Sayangnya, yang sering dilakukan seseorang malah membandingkan dirinya dengan orang lain. Ya, yang dilakukannya justeru malah melihat hal-hal tertentu (yang dianggap keberuntungan) pada kehidupan orang lain. 

Padahal, menurut Seelig, momen milik orang-orang yang dilihat itu, sebenarnya adalah hasil dari rangkaian proses dalam waktu yang tak terhitung. Ya, momentum dan kejadian terbaik (keberuntungan) pada orang lain bisa dikatakan hasil dari sebuah proses yang panjang.

Momentum atau hasil dari proses yang panjang itu seperti hukum sebab-akibat. Seperti kata pepatah: siapa yang menanam akan menuai. Contohnya, Jika seseorang terus berjualan pakaian, suatu saat ia akan sampai pada titik keberuntungan miliknya sendiri yangvtak jauh dari dunia jualan dan pakaian. 

Pandangan lainnya adalah yang menyatakan bahwa keberuntungan hanya datang pada orang-orang yang telah bersedia. Hal ini sama dengan teori tentang hubungan genetika dan lingkungan yang menentukan bagaimana hidup seseorang. Genetika dan lingkungan yang sama-sama membentuk diri seseorang. 

Begitu juga hubungan antara keberuntungan dan perilaku seseorang. Keberuntungan menangkap hal-hal yang terjadi pada seseorang, dan perilaku merangkum hal-hal yang dilakukan tersebut. Karenanya keberuntungan seseorang tidak pernah jauh dari apa yang dia lakukan sehari-hari. 
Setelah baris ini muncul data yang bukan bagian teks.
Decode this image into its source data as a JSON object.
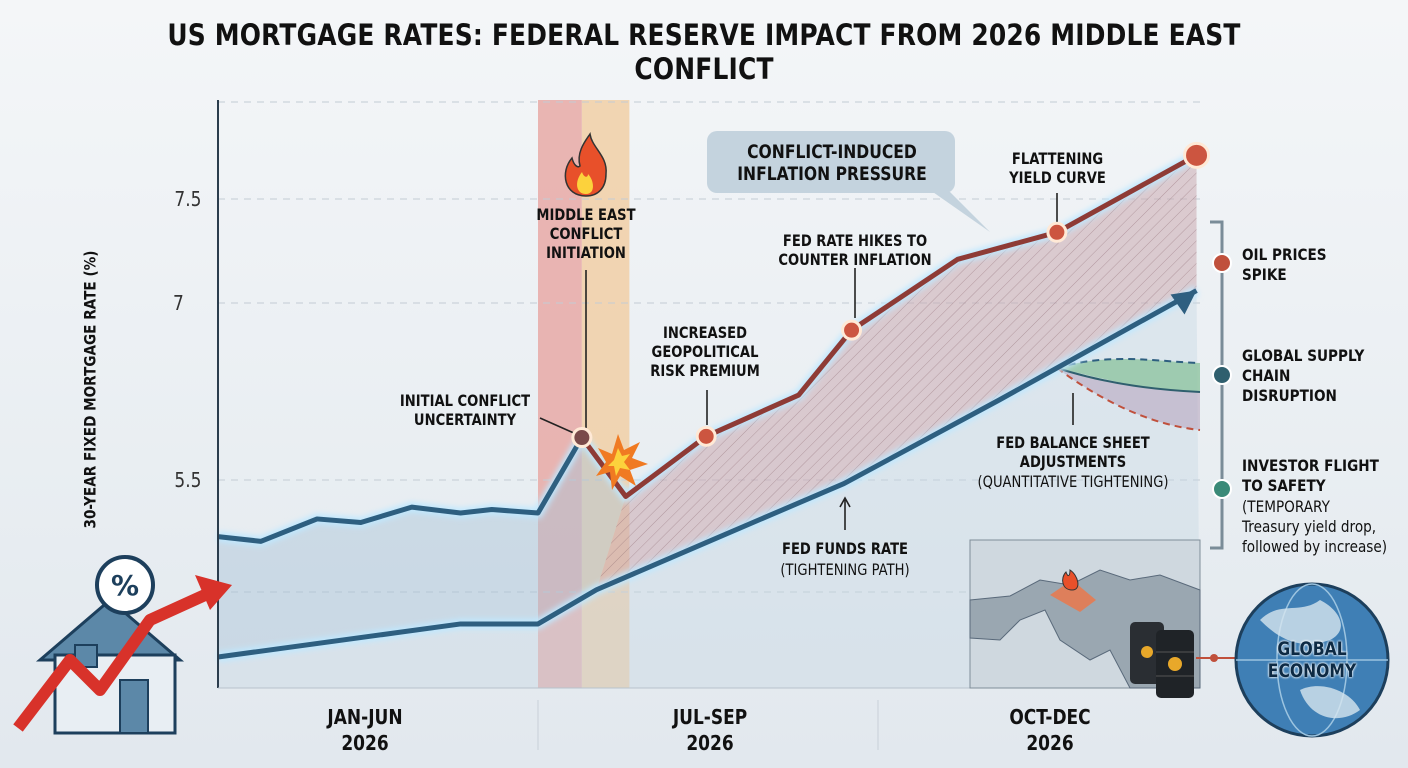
{
  "title": "US MORTGAGE RATES: FEDERAL RESERVE IMPACT FROM 2026 MIDDLE EAST CONFLICT",
  "chart_data": {
    "type": "line",
    "title": "US MORTGAGE RATES: FEDERAL RESERVE IMPACT FROM 2026 MIDDLE EAST CONFLICT",
    "ylabel": "30-YEAR FIXED MORTGAGE RATE (%)",
    "xlabel": "",
    "yticks": [
      7.5,
      7.0,
      5.5
    ],
    "x_categories": [
      "JAN-JUN\n2026",
      "JUL-SEP\n2026",
      "OCT-DEC\n2026"
    ],
    "grid": true,
    "series": [
      {
        "id": "mortgage",
        "colors": {
          "pre_conflict": "#2e5f80",
          "post_conflict": "#8e3b36"
        },
        "points": [
          {
            "x": "2026-01-01",
            "y": 5.02
          },
          {
            "x": "2026-01-26",
            "y": 4.98
          },
          {
            "x": "2026-02-25",
            "y": 5.17
          },
          {
            "x": "2026-03-22",
            "y": 5.14
          },
          {
            "x": "2026-04-20",
            "y": 5.27
          },
          {
            "x": "2026-05-18",
            "y": 5.22
          },
          {
            "x": "2026-06-05",
            "y": 5.25
          },
          {
            "x": "2026-07-01",
            "y": 5.22
          },
          {
            "x": "2026-07-13",
            "y": 5.86,
            "label": "INITIAL CONFLICT\nUNCERTAINTY"
          },
          {
            "x": "2026-07-25",
            "y": 5.36
          },
          {
            "x": "2026-08-16",
            "y": 5.87,
            "label": "INCREASED\nGEOPOLITICAL\nRISK PREMIUM"
          },
          {
            "x": "2026-09-10",
            "y": 6.22
          },
          {
            "x": "2026-09-24",
            "y": 6.77,
            "label": "FED RATE HIKES TO\nCOUNTER INFLATION"
          },
          {
            "x": "2026-10-24",
            "y": 7.21
          },
          {
            "x": "2026-11-21",
            "y": 7.34,
            "label": "FLATTENING\nYIELD CURVE"
          },
          {
            "x": "2026-12-31",
            "y": 7.71
          }
        ]
      },
      {
        "id": "fed_funds",
        "name": "FED FUNDS RATE",
        "color": "#2e5f80",
        "points": [
          {
            "x": "2026-01-01",
            "y": 4.0
          },
          {
            "x": "2026-05-18",
            "y": 4.28
          },
          {
            "x": "2026-07-01",
            "y": 4.28
          },
          {
            "x": "2026-07-17",
            "y": 4.57
          },
          {
            "x": "2026-08-16",
            "y": 4.97
          },
          {
            "x": "2026-09-22",
            "y": 5.47
          },
          {
            "x": "2026-11-05",
            "y": 6.18
          },
          {
            "x": "2026-12-31",
            "y": 7.06
          }
        ]
      }
    ],
    "bands": [
      {
        "from": "2026-07-01",
        "to": "2026-07-13",
        "color": "#e8a9a6"
      },
      {
        "from": "2026-07-13",
        "to": "2026-07-26",
        "color": "#f1cfa6"
      }
    ],
    "annotations": {
      "conflict": "MIDDLE EAST\nCONFLICT\nINITIATION",
      "inflation": "CONFLICT-INDUCED\nINFLATION PRESSURE",
      "fed_funds": "FED FUNDS RATE",
      "fed_funds_sub": "(TIGHTENING PATH)",
      "balance_sheet": "FED BALANCE SHEET\nADJUSTMENTS",
      "balance_sheet_sub": "(QUANTITATIVE TIGHTENING)"
    }
  },
  "side_factors": [
    {
      "label": "OIL PRICES\nSPIKE",
      "color": "#c0503c"
    },
    {
      "label": "GLOBAL SUPPLY\nCHAIN\nDISRUPTION",
      "color": "#2f5f6e"
    },
    {
      "label": "INVESTOR FLIGHT\nTO SAFETY",
      "sub": "(TEMPORARY\nTreasury yield drop,\nfollowed by increase)",
      "color": "#3a8a78"
    }
  ],
  "globe_label": "GLOBAL\nECONOMY",
  "icons": [
    "house-percent-icon",
    "trend-arrow-icon",
    "fire-icon",
    "explosion-icon",
    "middle-east-map-icon",
    "oil-barrel-icon",
    "globe-icon"
  ]
}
Jika seseorang terbiasa jualan, maka keberuntungan yang memihak pada dirinya juga dalam bidang jualan. Begitu pun dengan profesi dan bidang-bidang yang lain.

Ada lagi pendapat yang lain yang serupa, yaitu: Keberuntungan dihasilkan ketika seseorang tahu kapan dan bagaimana memimpin (mengendalikan) apapun yang dikerjakan dalam kehidupannya. 

Prinsip dasarnya, apapun yang dilakukan oleh seseorang memiliki hal-hal (dan pekerjan) lain yang terhubung. Karenanya, saat melakukan satu pekerjaan, hakekatnya seseorang pun tengah melakukan banyak hal lain sekaligus. 

Misalnya, saat seseorang jualan (satu pekerjaan), hakekatnya ia tengah melakukan hal lain, seperti berkomunikasi dengan orang lain, mempelajari produk yang dijual, menghitung modal dan harga jual, dan seterusnya. 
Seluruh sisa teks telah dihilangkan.